Pero al continuar con los Profetas, asociaron los Profetas menores y la obra del Cronista a los Cinco
libros de la Ley, formando un conjunto que llamaron Pentateukhós y Libros históricos. Con esta
agrupación, lamentablemente, cambiaron la óptica original que les habían dado los redactores
hebreos. El resto de los escritos integraban la segunda parte que llamaron Libros poéticos y
proféticos. A partir de una tradición que refería que 70 escribas habían realizado la traducción, a
esta traducción se la llamó los LXX. Y debido a que estos Escritos sagrados eran los libros por
excelencia, se comenzó a denominarlos sin más los Libros (gr. ta Biblía).
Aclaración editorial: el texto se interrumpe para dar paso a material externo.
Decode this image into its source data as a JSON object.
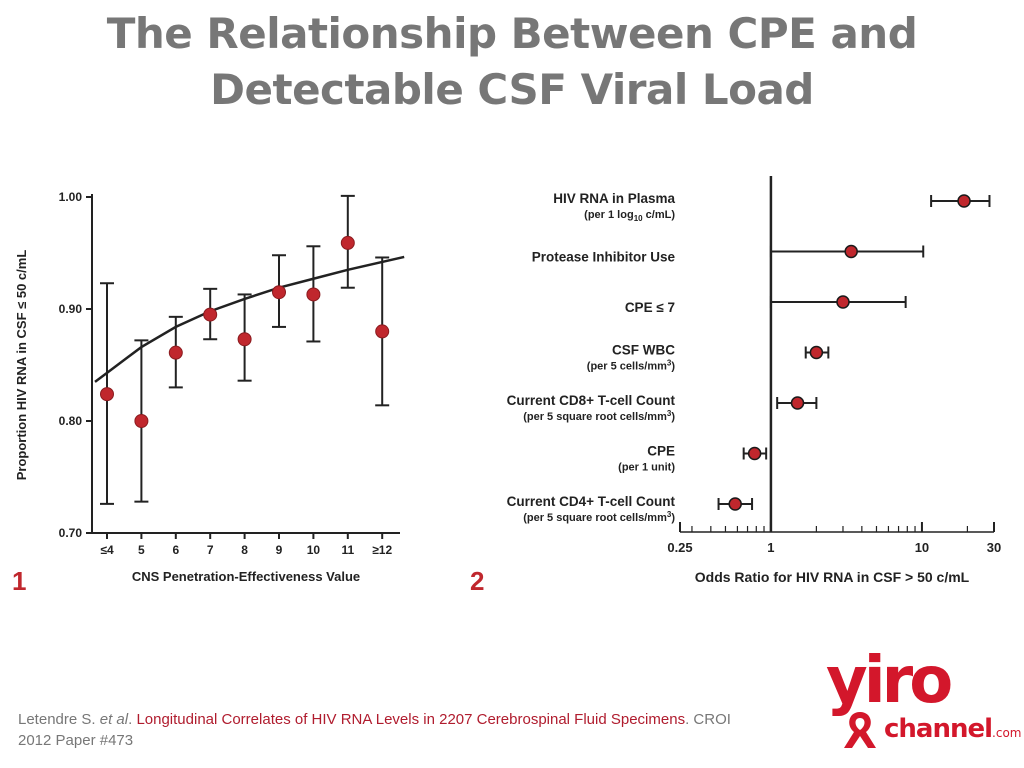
{
  "slide": {
    "title_line1": "The Relationship Between CPE and",
    "title_line2": "Detectable CSF Viral Load"
  },
  "panel_labels": [
    "1",
    "2"
  ],
  "citation": {
    "authors": "Letendre S.",
    "et_al": "et al",
    "period": ".",
    "title": "Longitudinal Correlates of HIV RNA Levels in 2207 Cerebrospinal Fluid Specimens",
    "rest": ". CROI 2012 Paper #473"
  },
  "logo": {
    "word1": "yiro",
    "word2": "channel",
    "suffix": ".com",
    "color": "#d3172b"
  },
  "colors": {
    "marker": "#c0272d",
    "line": "#222222",
    "title": "#777777"
  },
  "chart_data": [
    {
      "type": "scatter",
      "title": "",
      "xlabel": "CNS Penetration-Effectiveness Value",
      "ylabel": "Proportion HIV RNA in CSF ≤ 50 c/mL",
      "categories": [
        "≤4",
        "5",
        "6",
        "7",
        "8",
        "9",
        "10",
        "11",
        "≥12"
      ],
      "values": [
        0.824,
        0.8,
        0.861,
        0.895,
        0.873,
        0.915,
        0.913,
        0.959,
        0.88
      ],
      "ci_low": [
        0.726,
        0.728,
        0.83,
        0.873,
        0.836,
        0.884,
        0.871,
        0.919,
        0.814
      ],
      "ci_high": [
        0.923,
        0.872,
        0.893,
        0.918,
        0.913,
        0.948,
        0.956,
        1.001,
        0.946
      ],
      "trend_line": [
        0.843,
        0.866,
        0.884,
        0.898,
        0.909,
        0.919,
        0.927,
        0.935,
        0.942
      ],
      "ylim": [
        0.7,
        1.0
      ],
      "yticks": [
        "0.70",
        "0.80",
        "0.90",
        "1.00"
      ],
      "grid": false,
      "legend": "none"
    },
    {
      "type": "scatter",
      "title": "",
      "xlabel": "Odds Ratio for HIV RNA in CSF > 50 c/mL",
      "xscale": "log",
      "xlim": [
        0.25,
        30
      ],
      "xticks": [
        "0.25",
        "1",
        "10",
        "30"
      ],
      "reference_line": 1,
      "rows": [
        {
          "label": "HIV RNA in Plasma",
          "sublabel": "(per 1 log",
          "sub": "10",
          "sublabel_end": " c/mL)",
          "or": 19,
          "low": 11.5,
          "high": 28
        },
        {
          "label": "Protease Inhibitor Use",
          "sublabel": "",
          "sub": "",
          "sublabel_end": "",
          "or": 3.4,
          "low": 1.0,
          "high": 10.2
        },
        {
          "label": "CPE ≤ 7",
          "sublabel": "",
          "sub": "",
          "sublabel_end": "",
          "or": 3.0,
          "low": 1.0,
          "high": 7.8
        },
        {
          "label": "CSF WBC",
          "sublabel": "(per 5 cells/mm",
          "sup": "3",
          "sublabel_end": ")",
          "or": 2.0,
          "low": 1.7,
          "high": 2.4
        },
        {
          "label": "Current CD8+ T-cell Count",
          "sublabel": "(per 5 square root cells/mm",
          "sup": "3",
          "sublabel_end": ")",
          "or": 1.5,
          "low": 1.1,
          "high": 2.0
        },
        {
          "label": "CPE",
          "sublabel": "(per 1 unit)",
          "sub": "",
          "sublabel_end": "",
          "or": 0.78,
          "low": 0.66,
          "high": 0.93
        },
        {
          "label": "Current CD4+ T-cell Count",
          "sublabel": "(per 5 square root cells/mm",
          "sup": "3",
          "sublabel_end": ")",
          "or": 0.58,
          "low": 0.45,
          "high": 0.75
        }
      ],
      "grid": false,
      "legend": "none"
    }
  ]
}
La vida moderna que rodeaba a los judíos de Alejandría comenzó a envolver también a los
habitantes de Judá, sobre todo a partir del reinado (283-246) de Ptolomeo II Filadelfos (gr. el que
ama a sus hermanos). Sin prestar mucha atención a la montañosa y poco accesible Judá, el mayor
interés del rey de Alejandría había recaído sobre la llanura costera y sobre el norte y la
Transjordania (límite con los dominios de los sucesores de Seleuco). Allí reedificó las antiguas
ciudades según los planos de las polis griegas y les dio nuevos nombres: al antiguo puerto de Akko
(sobre el Mediterráneo) la llamó Ptolemaida, a la antigua Bet-Shean la llamó Escitópolis y a la
antigua Rabbá de los ammonitas la llamó Filadelfia. La región entera sería conocida como Siro-
Fenicia. Ni bien abandonaba Judá, cualquier judío se encontraba inmediatamente en una ciudad
helenizada llena de columnas y estatuas de mármol, en la que se hablaba griego, en la que había
modernos edificios destinados al juego y al deporte al uso griego, como los teatros, las escuelas de
atletas, los salones de baño y los templos.
La transformación verificada en los judíos dispersos en ese nuevo mundo pudo ser también
un factor estimulante en la progresiva helenización del judaísmo palestinense. Pero, obviamente,
este proceso no podía dejar de provocar divisiones. Pues, por un lado, algunos judíos pensaban que
Israel debía adaptarse a esa nueva cultura si quería tener futuro, y dejar de estar condicionado por
aquellas costumbres tan poco racionales, nacidas de un pasado primitivo y de ciertos tabúes. Pero,
por otro lado, para muchos esas costumbres eran de origen divino y, aunque hacían a Israel distinto
de las demás naciones y lo ponían al margen de ese mundo moderno, sin embargo lo constituían en
el verdadero pueblo de Dios. Acomodarse a esa cultura unificadora del helenismo no sería otra cosa
que una traición a Dios, a su propio pasado y al futuro reino esperado.